На ласковой итальянской земле первое слово в словосочетании «бедные эмигранты» начало стремительно набухать, пульсировать и наполняться подлинным своим смыслом. Денежек, присылаемых американскими друзьями через американское же посольство, с трудом наскрёбывалось ежедневно только на три больших пиццы и поллитровку «Оранжины» –  а вокруг имелось столько соблазнов… и каково было раз за разом объяснять сыну их абсолютную недоступность! Итальянский язык Вера и Серёга знали в следующем объёме: песня «Uno momento» в исполнении актёров Абдулова и Фарады, а также строчка из канцоны подлинного итальянца Тото Кутуньо «Sono italiano — italiano vero». С такими фундаментальными лингвистическими познаниями супруги могли претендовать лишь на мытьё посуды в тратториях и остериях, а также на почасовые уборки лестничных клеток («впустить этих советских евреев в квартиру?! ну что вы, синьора!»). И эту-то высокопрестижную работу надо было ещё выгрызать зубами у соотечественников — в общем, вот такая была у них итальянская феличита.

Снимать квартиру в самом Вечном Городе было немыслимо дорого, — но и от американского посольства, чёрт побери, нельзя же было далеко удаляться. Выручали предместья, провинциальные городки — маленькие дырочки на брючном поясе Большого Рима. Трастевере, Остия, Ладисполи, Фреджене… с какой нежностью и с каким псевдоаристократическим презреньем до сих пор произносят эти названия эмигранты третьей волны! Да, и в них-то денег хватало разве что на съём курятника; да, в них запахи лазаньи и красного вина «Кьянти» соседствовали с гнильём мусорных куч, не убиравшихся с восстания Спартака, — и всё-таки это был приют, приют. Вере и Серёге крупно повезло: на пляже они познакомились с некоей Джулией Фальконе, девушкой интеллигентной. Синьорина Джулия окончила консерваторию по классу рояля, но, к несчастью, переиграла левую руку — и с тех пор подрабатывала журналистикой в глянцевом издании, посвящённом интерьерам и керамике. Английский Джулия знала на уровне Веры и Серёги, — но друг друга они понимали вполне. Так семейство почти задаром обрело уютную комнату в квартире сердобольной синьорины — и там даже стоял настоящий рояль, на котором Сашка одним пальцем выстукивал «Собачий вальс», а Серёга честно пытался подобрать «Yesterday». Терпеливо слушая эти чарующие звуки, синьорина Джулия Фальконе рассеянно улыбалась Вере — она была очень доброй девушкой.

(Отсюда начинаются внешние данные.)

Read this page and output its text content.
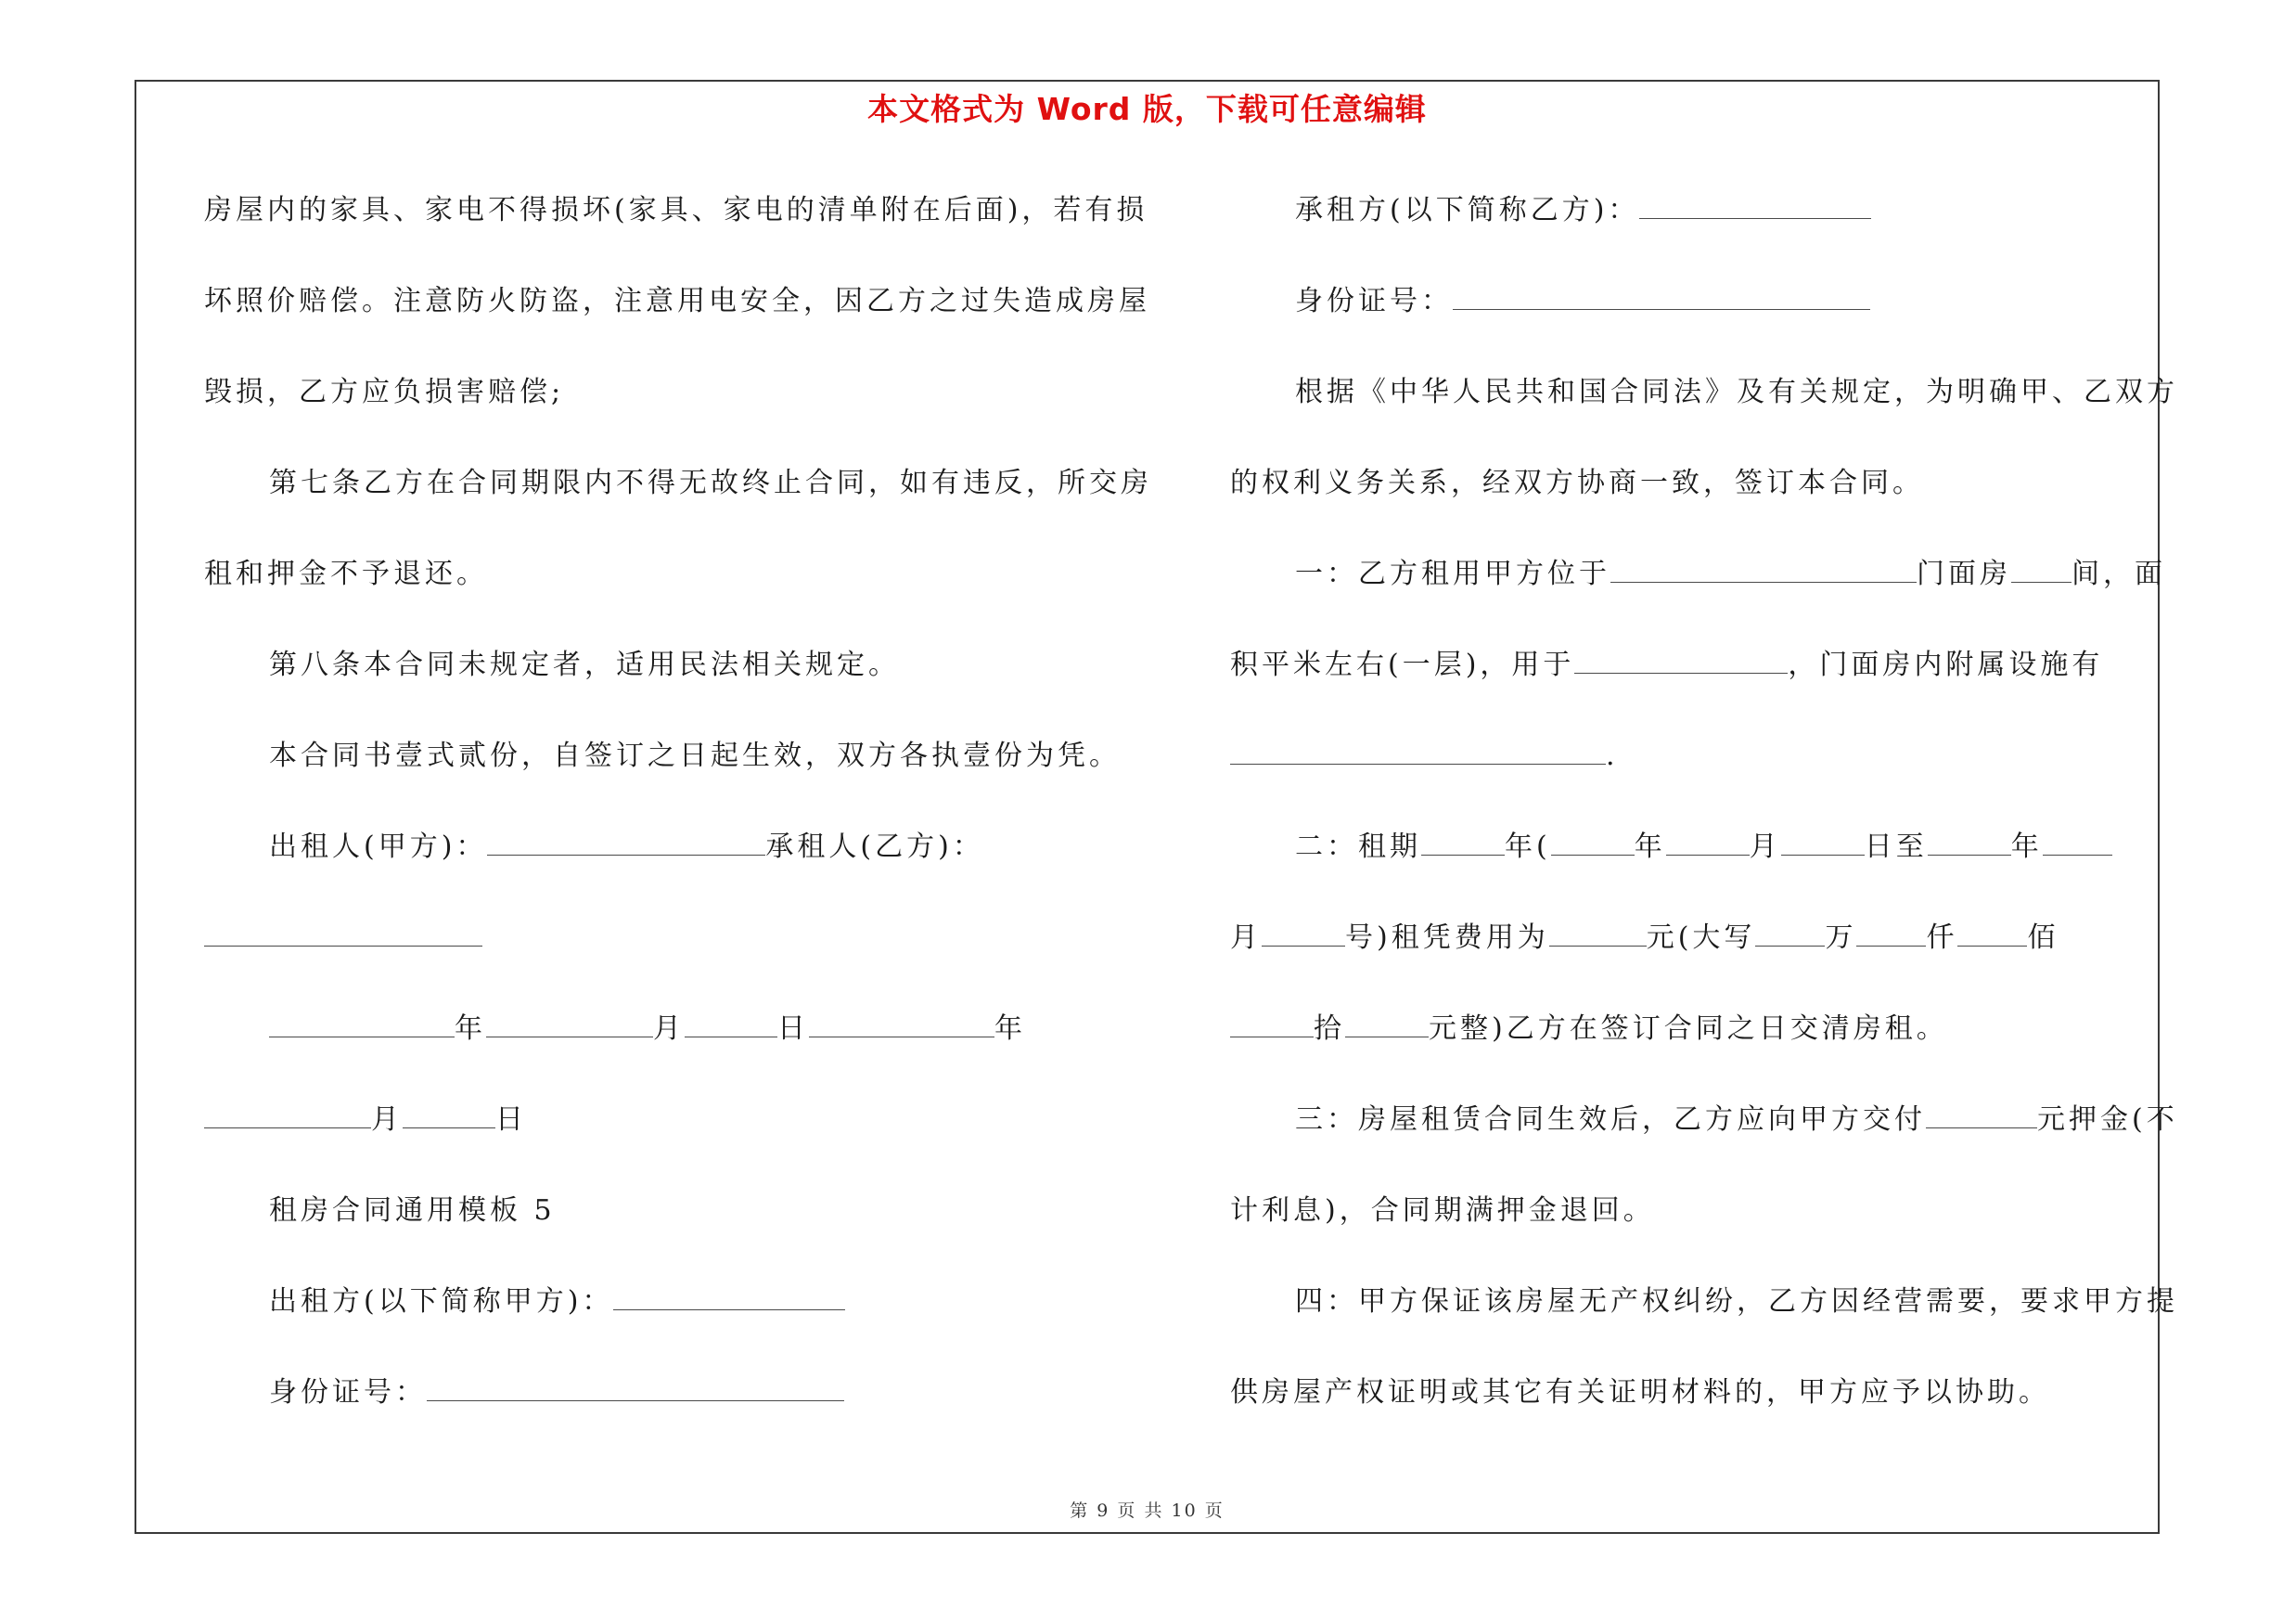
本文格式为 Word 版，下载可任意编辑
房屋内的家具、家电不得损坏(家具、家电的清单附在后面)，若有损
坏照价赔偿。注意防火防盗，注意用电安全，因乙方之过失造成房屋
毁损，乙方应负损害赔偿;
第七条乙方在合同期限内不得无故终止合同，如有违反，所交房
租和押金不予退还。
第八条本合同未规定者，适用民法相关规定。
本合同书壹式贰份，自签订之日起生效，双方各执壹份为凭。
出租人(甲方)：	承租人(乙方)：
年	月	日	年
月	日
租房合同通用模板 5
出租方(以下简称甲方)：
身份证号：
承租方(以下简称乙方)：
身份证号：
根据《中华人民共和国合同法》及有关规定，为明确甲、乙双方
的权利义务关系，经双方协商一致，签订本合同。
一：乙方租用甲方位于	门面房 间，面
积平米左右(一层)，用于	，门面房内附属设施有
.
二：租期	年(	年	月	日至	年
月	号)租凭费用为	元(大写	万	仟	佰
拾	元整)乙方在签订合同之日交清房租。
三：房屋租赁合同生效后，乙方应向甲方交付	元押金(不
计利息)，合同期满押金退回。
四：甲方保证该房屋无产权纠纷，乙方因经营需要，要求甲方提
供房屋产权证明或其它有关证明材料的，甲方应予以协助。
第 9 页 共 10 页
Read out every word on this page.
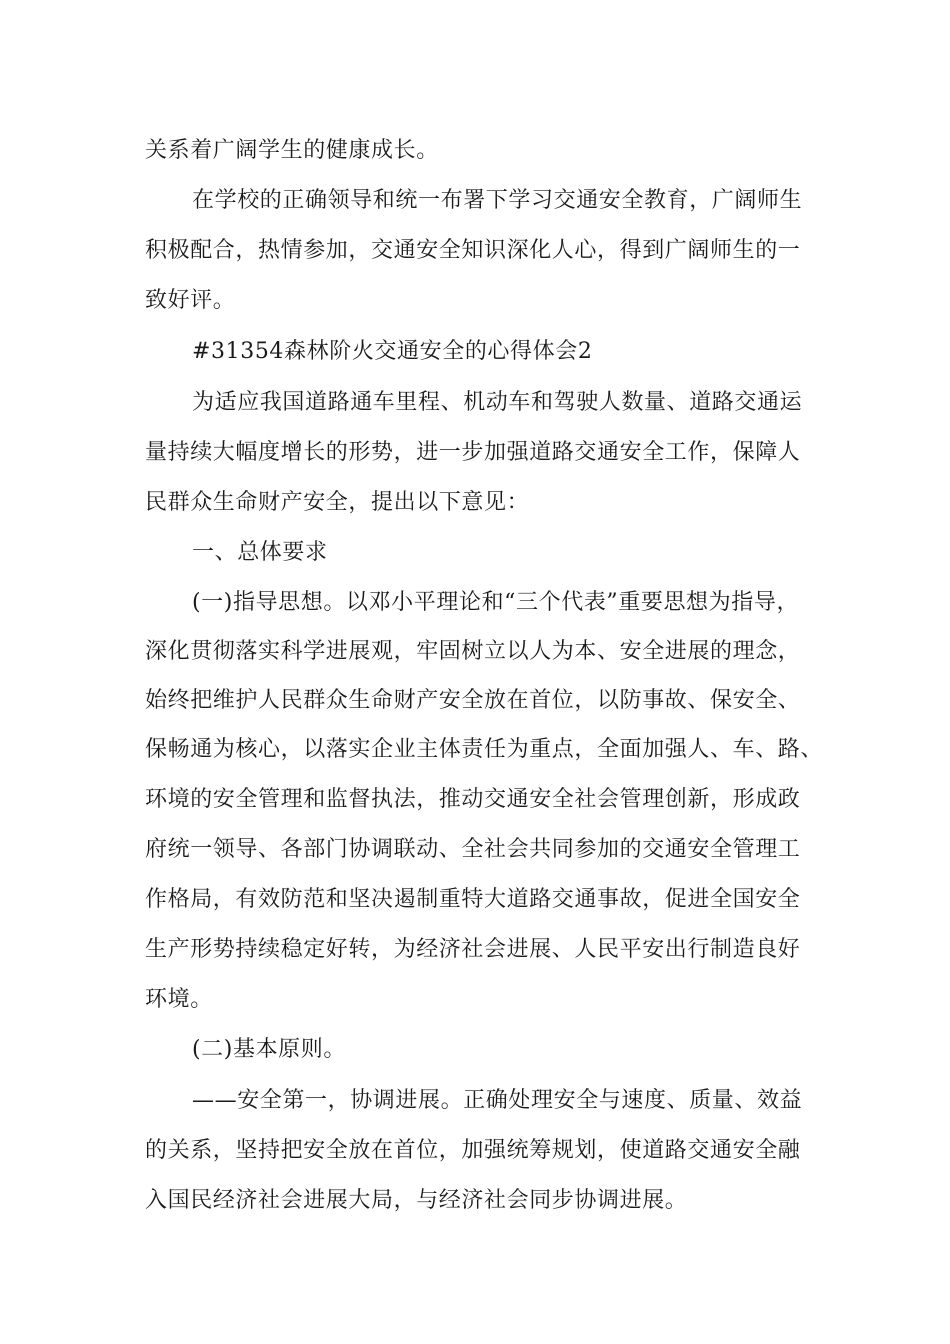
关系着广阔学生的健康成长。
在学校的正确领导和统一布署下学习交通安全教育，广阔师生
积极配合，热情参加，交通安全知识深化人心，得到广阔师生的一
致好评。
#31354森林阶火交通安全的心得体会2
为适应我国道路通车里程、机动车和驾驶人数量、道路交通运
量持续大幅度增长的形势，进一步加强道路交通安全工作，保障人
民群众生命财产安全，提出以下意见：
一、总体要求
(一)指导思想。以邓小平理论和“三个代表”重要思想为指导，
深化贯彻落实科学进展观，牢固树立以人为本、安全进展的理念，
始终把维护人民群众生命财产安全放在首位，以防事故、保安全、
保畅通为核心，以落实企业主体责任为重点，全面加强人、车、路、
环境的安全管理和监督执法，推动交通安全社会管理创新，形成政
府统一领导、各部门协调联动、全社会共同参加的交通安全管理工
作格局，有效防范和坚决遏制重特大道路交通事故，促进全国安全
生产形势持续稳定好转，为经济社会进展、人民平安出行制造良好
环境。
(二)基本原则。
——安全第一，协调进展。正确处理安全与速度、质量、效益
的关系，坚持把安全放在首位，加强统筹规划，使道路交通安全融
入国民经济社会进展大局，与经济社会同步协调进展。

Вера устремилась на местный блошиный рынок — распродавать заботливо приготовленный ещё в Киеве «большой джентльменский набор». Американские друзья в письмах рекомендовали закупать фотоаппараты «Зенит», радиоприёмники «ВЭФ-Спидола», палехские шкатулки и расписанные розами жостовские подносы. По их уверению, всё вышеназванное на итальянских барахолках раскупалось, как мороженое в летний зной. Пройдя вдоль рядов «блошки», Вера остолбенела. На торговых местах штабелями и шеренгами выстроились… ну, в общем, вы уже поняли. Палехских шкатулок и жостовских подносов там было раза в четыре больше, чем народные промыслы теоретически могли расписать со  времён династии Романовых. Имело место, выражаясь современным языком, предельное затоваривание рынка модными брендами. (Первыми десантниками с Востока на европейских барахолках были советские евреи –  до грядущей экспансии китайского ширпотреба оставалось ещё лет пять…) Шансов продать хоть что-то у Веры имелось — ноль целых, хрен десятых.